The “disturbing and exhilarating” movie Martin Scorsese urged everyone to give a “closer look”
Sometimes, for a multitude of reasons, great films can fly completely under the radar.
It doesn’t matter if they feature a stellar cast, or a gripping story, or even have a masterful publicity campaign; people just don’t go and see them, and pretty soon, the next lot of movies come along, and they disappear. That’s when it takes expert people like Martin Scorsese to say, “Hey, did you ever watch…” and finally that film can get the attention it deserves.
For Scorsese, an outstanding example of that is 2021’s Guillermo del Toro film Nightmare Alley, which barely anyone remembers at all, probably due to the fact we were all trying to get to grips with a worldwide pandemic at the time, but it ticks all the boxes most serious film fans would look for and Scorsese is adamant it didn’t get anything like the warranted praise.
Featuring an all-star cast of Bradley Cooper, Toni Collette, Rooney Mara, and Cate Blanchett, Nightmare Alley is a psychological thriller adapted by del Toro from a 1940s novel about a carnival worker who becomes a successful psychic only for a psychologist to try to expose him as a fraud. It flopped hard at the box office, losing tens of millions, although critics worked hard to try to get it some recognition, and it picked up four Oscar nominations without a win.
Scorsese, of course, knows a decent film when he sees one, though, and wrote in The Los Angeles Times: “(It’s) disturbing, but exhilarating at the same time. That’s what art can do”.
“If you decided to just file Nightmare Alley away under ‘noir’ or some other category, I would urge you to take a second closer look,” he added. “And if you decided to skip it altogether, for whatever reason, please reconsider. In essence, what I’m trying to say is that a filmmaker like Guillermo, who gives us pictures this lovingly and passionately crafted, doesn’t just need our support: he deserves it.”
Del Toro didn’t let the comparative failure of Nightmare Alley deter him for long; he went straight into his darker adaptation of Pinocchio and followed it up with the horror anthology Cabinet of Curiosities for Netflix the same year. The Mexican director’s contract under Netflix really paid dividends earlier this year, however, as Frankenstein starring Jacob Elordi proved a massive hit.

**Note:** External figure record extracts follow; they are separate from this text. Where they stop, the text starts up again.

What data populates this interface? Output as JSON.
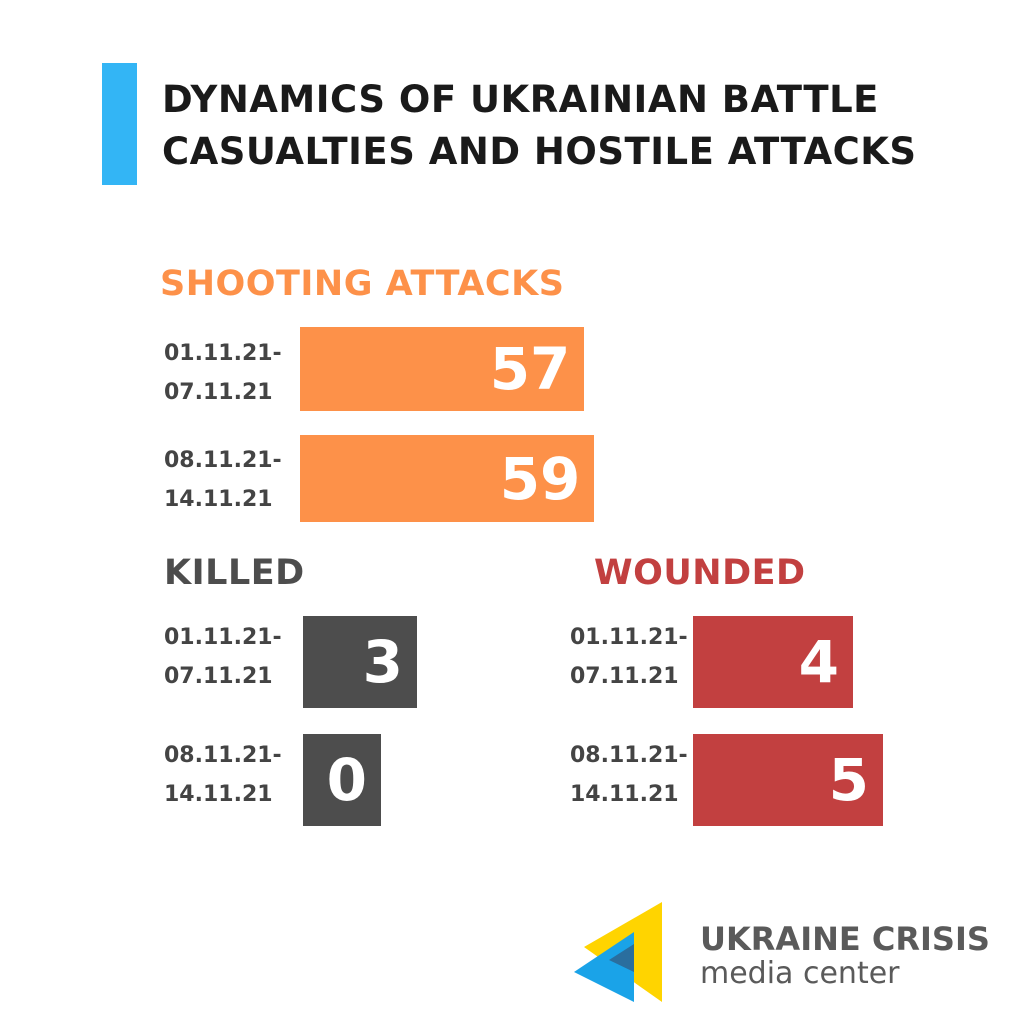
{
  "title_line1": "DYNAMICS OF UKRAINIAN BATTLE",
  "title_line2": "CASUALTIES AND HOSTILE ATTACKS",
  "colors": {
    "accent": "#33b5f5",
    "shooting": "#fd9149",
    "killed": "#4d4d4d",
    "wounded": "#c24040",
    "title": "#1a1a1a",
    "label": "#444444"
  },
  "logo": {
    "line1": "UKRAINE CRISIS",
    "line2": "media center",
    "icon": "ukraine-crisis-triangles-icon"
  },
  "chart_data": [
    {
      "type": "bar",
      "title": "SHOOTING  ATTACKS",
      "categories": [
        "01.11.21-\n07.11.21",
        "08.11.21-\n14.11.21"
      ],
      "category_lines": [
        [
          "01.11.21-",
          "07.11.21"
        ],
        [
          "08.11.21-",
          "14.11.21"
        ]
      ],
      "values": [
        57,
        59
      ],
      "orientation": "horizontal"
    },
    {
      "type": "bar",
      "title": "KILLED",
      "categories": [
        "01.11.21-\n07.11.21",
        "08.11.21-\n14.11.21"
      ],
      "category_lines": [
        [
          "01.11.21-",
          "07.11.21"
        ],
        [
          "08.11.21-",
          "14.11.21"
        ]
      ],
      "values": [
        3,
        0
      ],
      "orientation": "horizontal"
    },
    {
      "type": "bar",
      "title": "WOUNDED",
      "categories": [
        "01.11.21-\n07.11.21",
        "08.11.21-\n14.11.21"
      ],
      "category_lines": [
        [
          "01.11.21-",
          "07.11.21"
        ],
        [
          "08.11.21-",
          "14.11.21"
        ]
      ],
      "values": [
        4,
        5
      ],
      "orientation": "horizontal"
    }
  ]
}
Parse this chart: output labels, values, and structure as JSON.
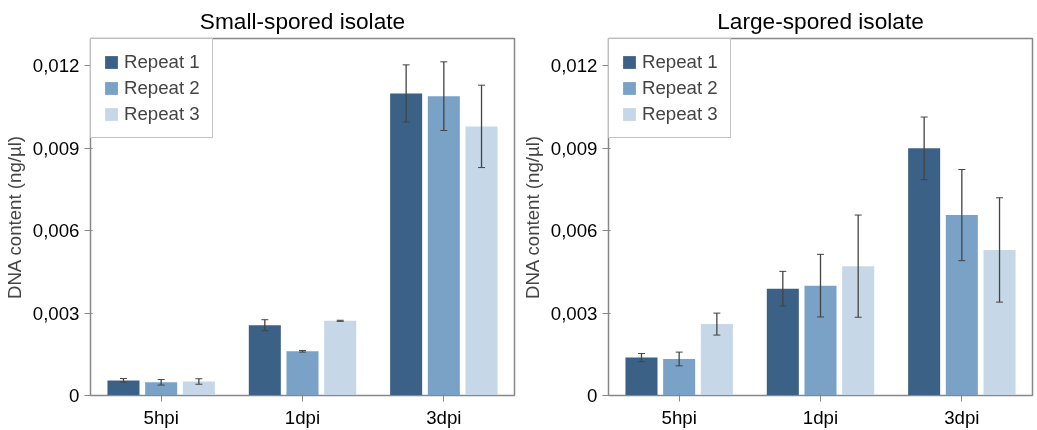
{
  "chart_data": [
    {
      "type": "bar",
      "title": "Small-spored isolate",
      "ylabel": "DNA content (ng/µl)",
      "categories": [
        "5hpi",
        "1dpi",
        "3dpi"
      ],
      "ylim": [
        0,
        0.013
      ],
      "yticks": [
        0,
        {
          "value": 0.003,
          "label": "0,003"
        },
        {
          "value": 0.006,
          "label": "0,006"
        },
        {
          "value": 0.009,
          "label": "0,009"
        },
        {
          "value": 0.012,
          "label": "0,012"
        }
      ],
      "grid": false,
      "legend": "top left",
      "series": [
        {
          "name": "Repeat 1",
          "color": "#3b6186",
          "values": [
            0.00055,
            0.00256,
            0.011
          ],
          "errors": [
            7e-05,
            0.0002,
            0.00104
          ]
        },
        {
          "name": "Repeat 2",
          "color": "#7aa1c6",
          "values": [
            0.00048,
            0.00161,
            0.0109
          ],
          "errors": [
            0.0001,
            3e-05,
            0.00125
          ]
        },
        {
          "name": "Repeat 3",
          "color": "#c6d7e7",
          "values": [
            0.00051,
            0.00272,
            0.0098
          ],
          "errors": [
            0.0001,
            2e-05,
            0.0015
          ]
        }
      ]
    },
    {
      "type": "bar",
      "title": "Large-spored isolate",
      "ylabel": "DNA content (ng/µl)",
      "categories": [
        "5hpi",
        "1dpi",
        "3dpi"
      ],
      "ylim": [
        0,
        0.013
      ],
      "yticks": [
        0,
        {
          "value": 0.003,
          "label": "0,003"
        },
        {
          "value": 0.006,
          "label": "0,006"
        },
        {
          "value": 0.009,
          "label": "0,009"
        },
        {
          "value": 0.012,
          "label": "0,012"
        }
      ],
      "grid": false,
      "legend": "top left",
      "series": [
        {
          "name": "Repeat 1",
          "color": "#3b6186",
          "values": [
            0.00138,
            0.00389,
            0.009
          ],
          "errors": [
            0.00015,
            0.00063,
            0.00114
          ]
        },
        {
          "name": "Repeat 2",
          "color": "#7aa1c6",
          "values": [
            0.00133,
            0.004,
            0.00657
          ],
          "errors": [
            0.00025,
            0.00114,
            0.00166
          ]
        },
        {
          "name": "Repeat 3",
          "color": "#c6d7e7",
          "values": [
            0.0026,
            0.00471,
            0.0053
          ],
          "errors": [
            0.0004,
            0.00186,
            0.0019
          ]
        }
      ]
    }
  ]
}
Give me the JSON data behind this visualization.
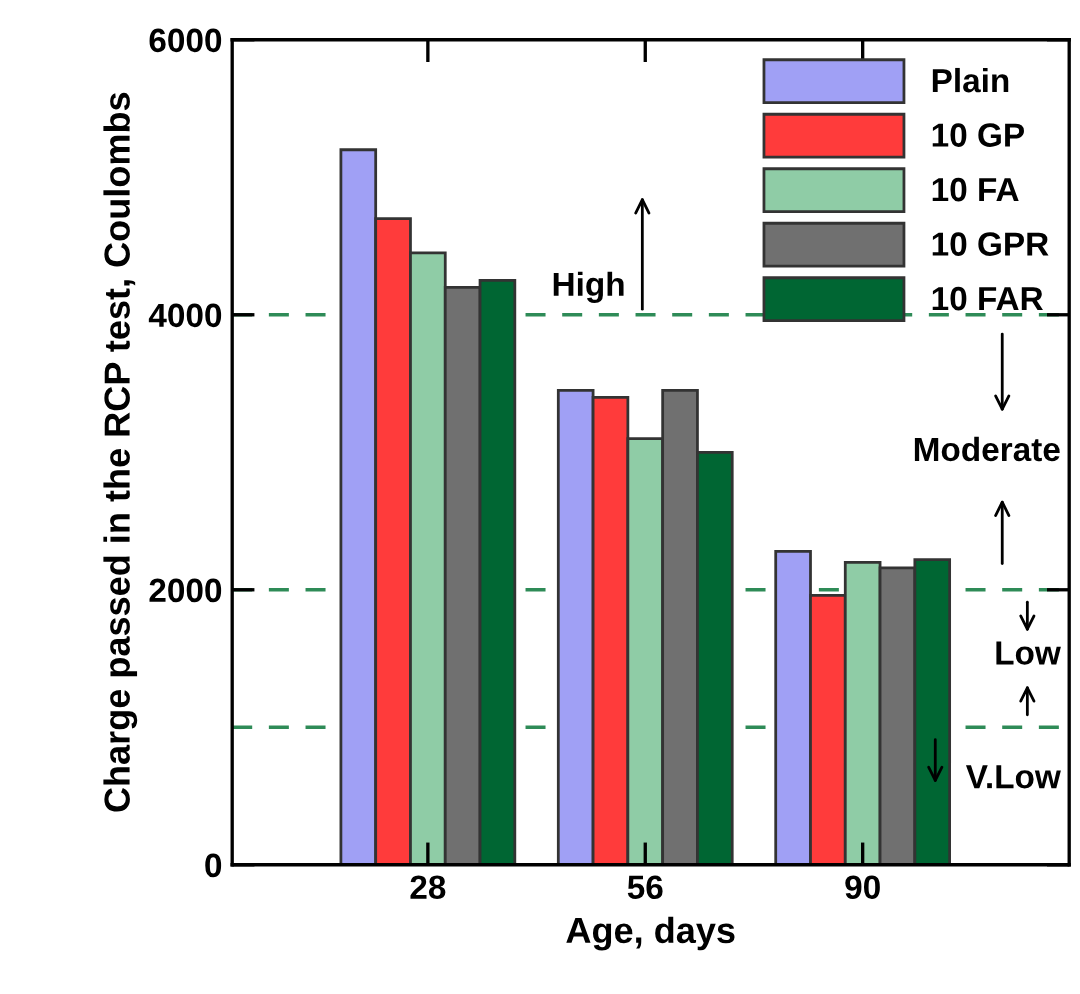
{
  "chart_data": {
    "type": "bar",
    "xlabel": "Age, days",
    "ylabel": "Charge passed in the RCP test, Coulombs",
    "categories": [
      "28",
      "56",
      "90"
    ],
    "series": [
      {
        "name": "Plain",
        "color": "#a0a0f5",
        "values": [
          5200,
          3450,
          2280
        ]
      },
      {
        "name": "10 GP",
        "color": "#ff3b3b",
        "values": [
          4700,
          3400,
          1960
        ]
      },
      {
        "name": "10 FA",
        "color": "#8fcca6",
        "values": [
          4450,
          3100,
          2200
        ]
      },
      {
        "name": "10 GPR",
        "color": "#707070",
        "values": [
          4200,
          3450,
          2160
        ]
      },
      {
        "name": "10 FAR",
        "color": "#006633",
        "values": [
          4250,
          3000,
          2220
        ]
      }
    ],
    "ylim": [
      0,
      6000
    ],
    "yticks": [
      0,
      2000,
      4000,
      6000
    ],
    "ref_lines": [
      {
        "axis": "y",
        "value": 4000,
        "color": "#2e8b57",
        "line_style": "dashed"
      },
      {
        "axis": "y",
        "value": 2000,
        "color": "#2e8b57",
        "line_style": "dashed"
      },
      {
        "axis": "y",
        "value": 1000,
        "color": "#2e8b57",
        "line_style": "dashed"
      }
    ],
    "annotations": [
      "High",
      "Moderate",
      "Low",
      "V.Low"
    ],
    "legend": "top right",
    "grid": false
  }
}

The film racked up some 30 million views in just three days on release and topped the charts in more than 70 countries while gathering rave reviews for the performances and the cinematography. Oscar Isaac also starred in the film, and he’s getting ready to pair up with del Toro again for a new film called Fury, a thriller about two criminals travelling across America while murdering and reminiscing on previous crimes.
Scorsese, meanwhile, is working on a stream of projects, mostly as a producer or executive producer, but his next release as a director is going to be the much-awaited pairing of Leonardo DiCaprio and Jennifer Lawrence in What Happens at Night, the story of a couple who travel to Europe to adopt a baby, only to find themselves in a haunted hotel.
Scorsese will also likely direct DiCaprio again in an epic adaptation of David Grann’s book The Wager: A Tale of Shipwreck, Mutiny and Murder.